DeBevoise cited a study by Nielsen and NM Incite that found social media activity about a TV show corresponds to its ratings, with an increase in social buzz of 9% in the weeks prior to a show's premiere tied to a 1% increase in ratings among viewers 18-34.

"The causation is hard to prove, but the correlation [between social activity and higher ratings] is something we can," DeBevoise said. "I kind of say, it doesn't matter. As long as that connection is happening, we're better off."

Jesse Redniss, USA Network senior vice president of digital, said it's important to "let people pick and choose" how to engage with social media, so they don't get overloaded. USA launched a social campaign heading into the seventh season of Psych, which has an active social fan base, and the result of getting people talking about the show led to a 10% increase in live ratings.

"We activated Facebook and Twitter 24/7 to talk about Psych," Redniss said. "You had 400,000 or 500,000 people talking about this great show."

But heavy social engagement does not always map to ratings. The CW's Vampire Diaries is one of the most actively discussed TV shows on Twitter, equivalent to a show that has 10 million viewers, but does not put up ratings numbers anywhere near that, according to Rick Haskins, the network's executive vice president of marketing and digital programs.

"I do scratch my head with Nielsen says I have 1.8 million people watching it and we have 10 million following it on Twitter -- there's something wrong with that equation," Haskins said.

Haskins related a case of "what never, ever to do" with social media. Two years ago, The CW was launching a new reality show, High Society, and pitched it as a real-world version of its popular drama Gossip Girl, on the Gossip Girl fan page.

"Within five seconds we got back a message, ‘How dare you use Gossip Girl to promote another show?'" Haskins said. The CW executed the marketing stunt on April 1, and someone else on the message boards posted, "What a great April Fool's joke!" he said -- and the network ended up telling fans it was a gag to save face.

"It was a huge, huge lesson for us to know that audience," he said. "They will turn on you in two seconds, and once they turn on you, they never come back."

Live events lend themselves to high social activity.
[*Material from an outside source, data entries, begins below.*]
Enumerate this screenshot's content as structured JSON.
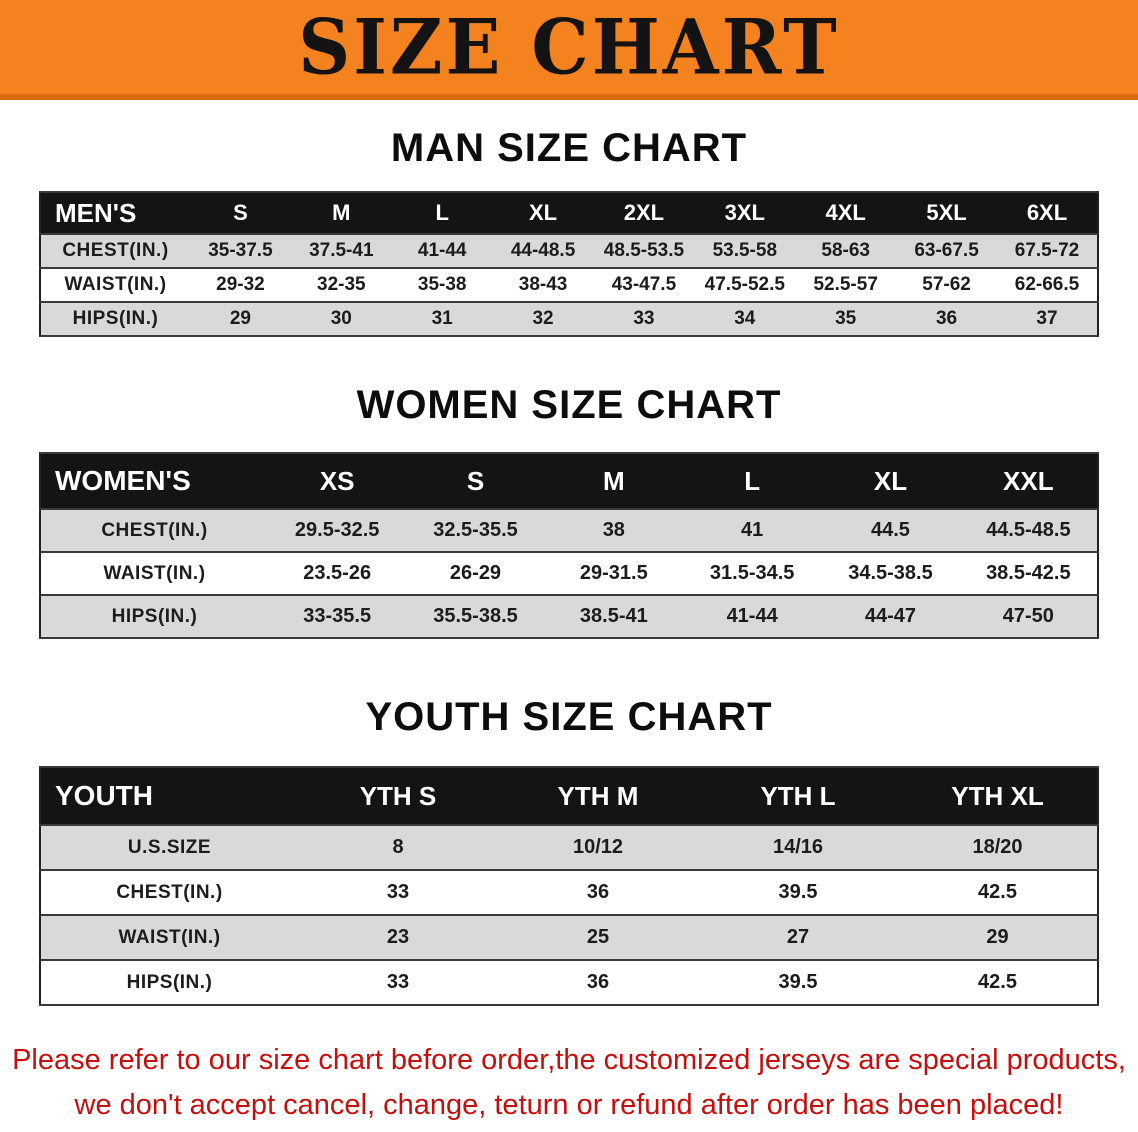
{
  "banner": {
    "title": "SIZE CHART"
  },
  "colors": {
    "banner_bg": "#f4821e",
    "banner_edge": "#d96b10",
    "header_bg": "#141414",
    "shaded_row": "#d9d9d9",
    "footer_red": "#c40f0f"
  },
  "sections": [
    {
      "id": "men",
      "heading": "MAN SIZE CHART",
      "table": {
        "header_label": "MEN'S",
        "columns": [
          "S",
          "M",
          "L",
          "XL",
          "2XL",
          "3XL",
          "4XL",
          "5XL",
          "6XL"
        ],
        "rows": [
          {
            "label": "CHEST(IN.)",
            "values": [
              "35-37.5",
              "37.5-41",
              "41-44",
              "44-48.5",
              "48.5-53.5",
              "53.5-58",
              "58-63",
              "63-67.5",
              "67.5-72"
            ]
          },
          {
            "label": "WAIST(IN.)",
            "values": [
              "29-32",
              "32-35",
              "35-38",
              "38-43",
              "43-47.5",
              "47.5-52.5",
              "52.5-57",
              "57-62",
              "62-66.5"
            ]
          },
          {
            "label": "HIPS(IN.)",
            "values": [
              "29",
              "30",
              "31",
              "32",
              "33",
              "34",
              "35",
              "36",
              "37"
            ]
          }
        ]
      }
    },
    {
      "id": "women",
      "heading": "WOMEN SIZE CHART",
      "table": {
        "header_label": "WOMEN'S",
        "columns": [
          "XS",
          "S",
          "M",
          "L",
          "XL",
          "XXL"
        ],
        "rows": [
          {
            "label": "CHEST(IN.)",
            "values": [
              "29.5-32.5",
              "32.5-35.5",
              "38",
              "41",
              "44.5",
              "44.5-48.5"
            ]
          },
          {
            "label": "WAIST(IN.)",
            "values": [
              "23.5-26",
              "26-29",
              "29-31.5",
              "31.5-34.5",
              "34.5-38.5",
              "38.5-42.5"
            ]
          },
          {
            "label": "HIPS(IN.)",
            "values": [
              "33-35.5",
              "35.5-38.5",
              "38.5-41",
              "41-44",
              "44-47",
              "47-50"
            ]
          }
        ]
      }
    },
    {
      "id": "youth",
      "heading": "YOUTH SIZE CHART",
      "table": {
        "header_label": "YOUTH",
        "columns": [
          "YTH S",
          "YTH M",
          "YTH L",
          "YTH XL"
        ],
        "rows": [
          {
            "label": "U.S.SIZE",
            "values": [
              "8",
              "10/12",
              "14/16",
              "18/20"
            ]
          },
          {
            "label": "CHEST(IN.)",
            "values": [
              "33",
              "36",
              "39.5",
              "42.5"
            ]
          },
          {
            "label": "WAIST(IN.)",
            "values": [
              "23",
              "25",
              "27",
              "29"
            ]
          },
          {
            "label": "HIPS(IN.)",
            "values": [
              "33",
              "36",
              "39.5",
              "42.5"
            ]
          }
        ]
      }
    }
  ],
  "footer": {
    "line1": "Please refer to our size chart before order,the customized jerseys are special products,",
    "line2": "we don't accept cancel, change, teturn or refund after order has been placed!"
  }
}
DeBevoise noted that CBS's telecast of the Grammy Awards on Feb. 12 had the most social activity of any TV event to date, as measured by Bluefin Labs, with 13 million comments related to the awards show.
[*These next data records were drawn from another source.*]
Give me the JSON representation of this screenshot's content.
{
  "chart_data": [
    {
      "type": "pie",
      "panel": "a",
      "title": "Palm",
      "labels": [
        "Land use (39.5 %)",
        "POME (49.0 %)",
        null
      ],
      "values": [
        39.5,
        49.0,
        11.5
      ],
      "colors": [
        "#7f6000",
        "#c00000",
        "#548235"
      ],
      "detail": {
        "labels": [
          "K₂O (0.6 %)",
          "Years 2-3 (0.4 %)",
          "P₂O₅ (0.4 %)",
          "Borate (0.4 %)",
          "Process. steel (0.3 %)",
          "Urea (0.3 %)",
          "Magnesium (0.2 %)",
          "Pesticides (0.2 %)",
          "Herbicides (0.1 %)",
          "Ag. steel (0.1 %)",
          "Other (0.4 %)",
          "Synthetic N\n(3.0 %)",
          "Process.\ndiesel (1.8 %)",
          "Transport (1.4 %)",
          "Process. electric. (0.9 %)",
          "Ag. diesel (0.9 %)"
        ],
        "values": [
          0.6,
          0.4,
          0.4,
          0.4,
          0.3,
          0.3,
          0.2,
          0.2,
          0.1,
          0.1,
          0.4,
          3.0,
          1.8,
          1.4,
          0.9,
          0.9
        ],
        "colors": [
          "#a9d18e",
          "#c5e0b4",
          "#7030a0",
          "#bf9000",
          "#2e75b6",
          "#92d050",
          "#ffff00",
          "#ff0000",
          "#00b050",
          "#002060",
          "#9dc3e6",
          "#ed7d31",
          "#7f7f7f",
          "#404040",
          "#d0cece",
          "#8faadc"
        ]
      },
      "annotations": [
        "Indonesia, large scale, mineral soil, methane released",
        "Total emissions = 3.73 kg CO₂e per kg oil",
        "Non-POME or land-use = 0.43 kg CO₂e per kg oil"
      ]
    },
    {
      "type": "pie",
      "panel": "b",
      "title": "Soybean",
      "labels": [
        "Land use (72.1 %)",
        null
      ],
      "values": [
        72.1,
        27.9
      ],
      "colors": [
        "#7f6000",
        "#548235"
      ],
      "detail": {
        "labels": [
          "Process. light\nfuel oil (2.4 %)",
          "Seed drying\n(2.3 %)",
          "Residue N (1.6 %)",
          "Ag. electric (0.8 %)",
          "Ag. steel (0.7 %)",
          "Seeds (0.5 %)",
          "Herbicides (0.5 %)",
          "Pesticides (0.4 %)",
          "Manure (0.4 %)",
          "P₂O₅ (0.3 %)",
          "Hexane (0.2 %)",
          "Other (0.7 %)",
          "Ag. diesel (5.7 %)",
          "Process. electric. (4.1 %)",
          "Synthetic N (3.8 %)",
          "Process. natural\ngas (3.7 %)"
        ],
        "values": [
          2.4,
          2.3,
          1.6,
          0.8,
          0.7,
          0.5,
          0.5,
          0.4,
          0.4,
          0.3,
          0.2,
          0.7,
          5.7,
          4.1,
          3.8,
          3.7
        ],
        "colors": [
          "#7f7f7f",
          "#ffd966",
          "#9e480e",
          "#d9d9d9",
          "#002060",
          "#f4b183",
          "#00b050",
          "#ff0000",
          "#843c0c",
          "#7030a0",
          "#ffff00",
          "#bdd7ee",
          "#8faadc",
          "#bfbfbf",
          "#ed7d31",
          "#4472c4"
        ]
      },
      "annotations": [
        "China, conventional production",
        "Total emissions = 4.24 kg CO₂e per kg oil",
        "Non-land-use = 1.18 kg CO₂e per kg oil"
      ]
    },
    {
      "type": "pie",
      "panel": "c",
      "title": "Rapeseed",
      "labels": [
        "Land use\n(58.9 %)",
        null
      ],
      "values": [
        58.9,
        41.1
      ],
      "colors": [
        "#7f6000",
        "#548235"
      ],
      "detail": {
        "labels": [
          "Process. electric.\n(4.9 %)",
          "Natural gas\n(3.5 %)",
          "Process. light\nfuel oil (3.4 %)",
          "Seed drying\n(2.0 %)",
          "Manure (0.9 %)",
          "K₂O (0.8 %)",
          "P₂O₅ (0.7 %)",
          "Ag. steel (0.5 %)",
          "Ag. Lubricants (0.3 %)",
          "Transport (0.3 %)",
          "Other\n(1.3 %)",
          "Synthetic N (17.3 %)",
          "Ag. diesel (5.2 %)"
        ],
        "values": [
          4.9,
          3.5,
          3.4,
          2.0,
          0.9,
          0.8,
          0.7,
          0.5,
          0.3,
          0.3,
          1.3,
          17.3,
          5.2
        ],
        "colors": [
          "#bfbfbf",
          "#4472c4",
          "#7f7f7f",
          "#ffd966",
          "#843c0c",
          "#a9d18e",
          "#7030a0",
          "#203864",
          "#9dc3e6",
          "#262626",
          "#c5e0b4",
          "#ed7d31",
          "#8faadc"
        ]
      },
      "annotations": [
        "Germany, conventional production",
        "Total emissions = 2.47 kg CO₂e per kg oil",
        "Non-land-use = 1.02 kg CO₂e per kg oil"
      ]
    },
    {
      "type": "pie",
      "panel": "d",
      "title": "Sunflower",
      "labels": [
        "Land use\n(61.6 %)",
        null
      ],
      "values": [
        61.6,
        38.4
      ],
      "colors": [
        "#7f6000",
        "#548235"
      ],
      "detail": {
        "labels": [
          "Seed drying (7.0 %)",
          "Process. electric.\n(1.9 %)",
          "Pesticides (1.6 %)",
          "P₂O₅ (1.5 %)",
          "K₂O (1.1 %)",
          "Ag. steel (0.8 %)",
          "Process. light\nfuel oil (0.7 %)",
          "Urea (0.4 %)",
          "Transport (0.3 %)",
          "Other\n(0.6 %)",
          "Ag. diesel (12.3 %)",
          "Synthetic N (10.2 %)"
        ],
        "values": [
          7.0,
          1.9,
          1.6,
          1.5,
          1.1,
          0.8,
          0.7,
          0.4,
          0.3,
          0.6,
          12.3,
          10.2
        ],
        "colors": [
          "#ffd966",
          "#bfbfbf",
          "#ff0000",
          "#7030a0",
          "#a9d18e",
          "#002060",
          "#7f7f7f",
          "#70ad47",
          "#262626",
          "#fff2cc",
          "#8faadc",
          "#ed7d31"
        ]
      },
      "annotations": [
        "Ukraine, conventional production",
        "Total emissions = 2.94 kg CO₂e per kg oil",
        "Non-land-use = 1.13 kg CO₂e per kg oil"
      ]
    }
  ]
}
Whitney Houston -- who died a day before the Grammys -- accounted for just 5% of overall Grammys-related social comments, with a spike in activity during Jennifer Hudson's tribute during the show, DeBevoise said.

For advertisers, the social conversation happening around TV shows can be a form of analytics, said Mike Rosen, president and chief activation officer for Starcom USA. "Which have the super-fans? You look to see which shows really pop in terms of the conversation," he said.

He added, "I don't think the price-value ratio of the show changes based on the social conversation, but we look at that to see if we can bring our clients' brands into those conversations."

But advertisers must use social media in a way that does not come off as invasive, Rosen said: "You have to be really careful because the consumers are certainly more sensitive to that as opposed to a 30-second TV ad."

Haskins said TV networks, too, must not use social media for blatantly commercial reasons. "The consumer is not stupid. Once they feel you're using them as a barker channel, they get turned off," he said.

What's difficult for marketers to accept is that with social media, they can't control the message -- and not all the feedback is positive, Rosen said.

"It's a scary place for brands," he said. "It's not natural in our industry to let go."

The panel was moderated by B&C programming editor Andrea Morabito.